Они вышли за ограду. Мешок с продуктами нес настоявший на этом магистр.
– Тебе в какую сторону, Понтий?
– Пока не знаю…
– Поскольку для тебя не имеет большого значения, по какой дороге идти, я предлагаю вот эту с тенистыми пальмами.
– Хорошо, – согласился Понтий. – Пожалуй, она лучшая из всех.
Шагов через триста Гуго де Пейн указал на небольшой уютный домик, утопавший в виноградной лозе.
– Давай-ка зайдем сюда, – предложил магистр.
Желание тамплиера немного удивило иудея, но никаких вопросов он задавать не стал, и покорно пошел вслед за другом.
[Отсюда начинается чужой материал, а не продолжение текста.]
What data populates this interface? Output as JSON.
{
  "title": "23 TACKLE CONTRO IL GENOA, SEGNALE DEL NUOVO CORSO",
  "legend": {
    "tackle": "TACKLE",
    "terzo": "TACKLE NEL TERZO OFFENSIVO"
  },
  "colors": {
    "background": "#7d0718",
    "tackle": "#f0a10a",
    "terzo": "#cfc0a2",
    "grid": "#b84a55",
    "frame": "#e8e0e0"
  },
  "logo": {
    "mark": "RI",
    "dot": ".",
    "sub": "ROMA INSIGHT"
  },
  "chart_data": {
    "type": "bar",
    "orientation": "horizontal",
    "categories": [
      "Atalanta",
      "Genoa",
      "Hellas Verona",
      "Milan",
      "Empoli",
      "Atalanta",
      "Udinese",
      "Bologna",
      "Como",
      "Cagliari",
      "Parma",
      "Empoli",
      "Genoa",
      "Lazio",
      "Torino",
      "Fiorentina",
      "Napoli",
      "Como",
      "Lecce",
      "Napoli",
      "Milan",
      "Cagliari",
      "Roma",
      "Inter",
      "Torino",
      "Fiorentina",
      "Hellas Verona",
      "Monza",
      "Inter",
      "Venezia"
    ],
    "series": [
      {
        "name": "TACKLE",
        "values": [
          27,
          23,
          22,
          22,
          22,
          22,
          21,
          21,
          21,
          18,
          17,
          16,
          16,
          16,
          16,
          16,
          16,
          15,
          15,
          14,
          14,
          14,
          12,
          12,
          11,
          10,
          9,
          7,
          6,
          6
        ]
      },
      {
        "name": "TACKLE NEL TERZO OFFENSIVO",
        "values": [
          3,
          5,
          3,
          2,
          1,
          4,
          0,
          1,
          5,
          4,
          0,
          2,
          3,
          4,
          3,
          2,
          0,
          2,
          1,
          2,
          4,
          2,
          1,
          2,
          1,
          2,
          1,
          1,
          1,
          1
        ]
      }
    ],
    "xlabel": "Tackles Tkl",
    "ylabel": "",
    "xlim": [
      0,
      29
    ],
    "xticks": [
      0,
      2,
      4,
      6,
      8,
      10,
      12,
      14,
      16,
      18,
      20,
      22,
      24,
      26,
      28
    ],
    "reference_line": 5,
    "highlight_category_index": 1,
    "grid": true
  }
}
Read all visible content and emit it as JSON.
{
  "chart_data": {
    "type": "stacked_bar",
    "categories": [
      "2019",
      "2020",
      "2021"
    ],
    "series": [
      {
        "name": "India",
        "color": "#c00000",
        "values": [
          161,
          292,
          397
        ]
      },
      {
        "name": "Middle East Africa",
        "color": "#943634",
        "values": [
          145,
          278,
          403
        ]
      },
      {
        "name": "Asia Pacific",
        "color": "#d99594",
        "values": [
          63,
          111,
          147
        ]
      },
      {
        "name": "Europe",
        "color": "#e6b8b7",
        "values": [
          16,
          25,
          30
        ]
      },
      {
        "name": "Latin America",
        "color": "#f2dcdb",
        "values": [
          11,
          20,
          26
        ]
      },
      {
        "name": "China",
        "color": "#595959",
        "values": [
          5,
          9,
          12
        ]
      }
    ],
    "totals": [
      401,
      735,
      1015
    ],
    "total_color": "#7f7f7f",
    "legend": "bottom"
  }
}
Понтий не отличался излишней любознательностью; он никогда не приставал с расспросами и предпочитал ожидать, когда собеседник сам откроет то, что сочтет нужным, либо ситуация прояснится сама собой. Тем временем оба вошли в дом. Жильцов в нем не оказалось, но везде царили чистота и порядок. Дом был обставлен необходимой мебелью. Но пустые полки свидетельствовали о том, что он необитаем. Магистр положил на сундук мешок и присел на скамью.
– Гуго, зачем мы здесь? – Иудей изменил своей привычке и задал вопрос, полный недоумения. Он уже понял, что дом не имел жильцов, и ожидать, соответственно, кого-то не имело смысла.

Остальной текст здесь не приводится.